BASIN TİBÜNÜ YADA ŞEREF TRİBÜNÜ

Mustafa KÖKSAL

 

Bolu maçında B blokta hocalarla oturuyorum. 

Kafamı kaldırdım baktım basın tribününe oturan insanların yarısı ne oy atıyor nede yazıyor ne de bir sıfat taşıyor.
Bir kaç isim orda, adlarını vermek istemiyorum. 
 
Bu nasıl bir işki, bir iş yerinde çalışıyor diye, aslında kalemle hiçbir yakın ilişkisi olmayacak kişilerin burda, yıllarca bu mesleğe emek vermiş üstatların yanında basının bir mensubu gibi oturacaklar….?
 
Bende gdeceğim oy atacağım. 
Bundan sonra biraz zor. 
Orda oturanlar artık oylarını atsın, nasıl olsa oturanda, basın mensubu havasında olanlarda onlar.
 
Fazla uzatmanında anlamı yok.
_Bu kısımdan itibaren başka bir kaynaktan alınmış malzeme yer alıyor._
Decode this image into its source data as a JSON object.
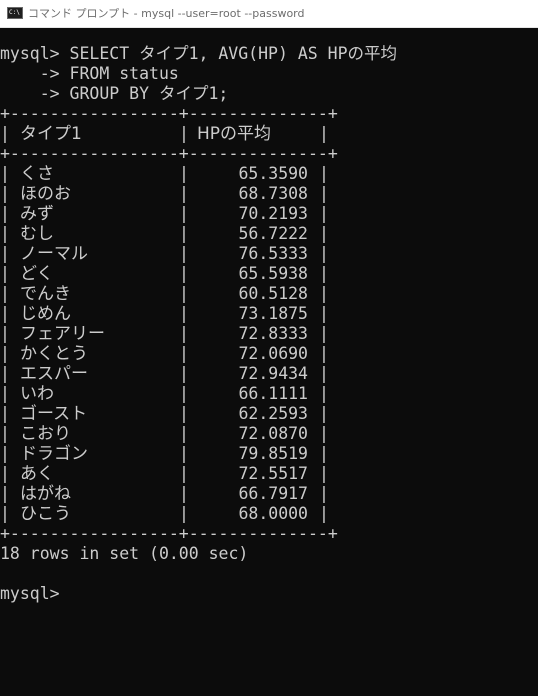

Anlaşılacak bir resim var orda.
Sonra şeref tribünündeki insanların bir çoğu aslında, para verdimde buraya girdim, manzarası dışında bu resimde asla olmayacak insanlar.
 
Bilet almış, yer edinmiş, oraya oturmuş. 
Bakınca doğru. 
Etik olarak ise zırva bir görüntü.
Fantezi yada koyu bilal türü bir şekil kirliliği. 
 
Aslında “tarak, baş” hikayesi varya buda öyle bir şey.
Neyse, basının kendi yerindeki, oturağındaki  ağırlığı olmuyorsa, şeref tribünü yol geçen hanı gibi trafik yoğunlugu içinde her hafta aynı yanlışı yaşıyorsa, sportif bir yol haritasının düzgün olmamasındaki haklılık niye canımızı çok sıkıyor ki? 
 
Hani nerde tribündeki muhteşem Kanuni modelleri, bakıyorsun daha çok Bekri Mustafaların olduğu bir mekanı gözlüyor bakışlarımız. 
O bakışın ateşinden ne olur külünden ne olur.
 
Her tarafın siyaseten kavrulduğu bir yerde hakkıdır hakka tapan milletimin istiklal denilecek yüzü kaldımı? 
 
Kim ne yapıyorsa bir bakanına,  başkanına önce rahmet sonra selamet okuyup işe öyle yaklaşıyor. 
 
Kimsenin aklından önce Orduluyum Ordusporluyum geçmiyor. 
Diyende yalan söylüyor.
 
Benimkisi üzüntüde birkaç cümle kelam. 
 
Tribünün duayelerindende sesler çıkmıyor.
Boyunlarındaki kimliğin isim hanesinde yazan kişiye uyuyorsa seste çıkmıyor, solukta.
 
Mesele  bu hafta bay geçen Orduspor’un Adana maçı ve sonrasındaki alacağı puanlarla oluşturacağı yer. 
Şimdilik onları bekliyoruz,  
bu yüzdende ne biliyorsak onu yazıyoruz. 
Tribünlü olamasak ta…
 
Nasıl olsa kalemimize yol veren bir kardaş var bu Ordu kentte…
 
Ya Olmasa idi.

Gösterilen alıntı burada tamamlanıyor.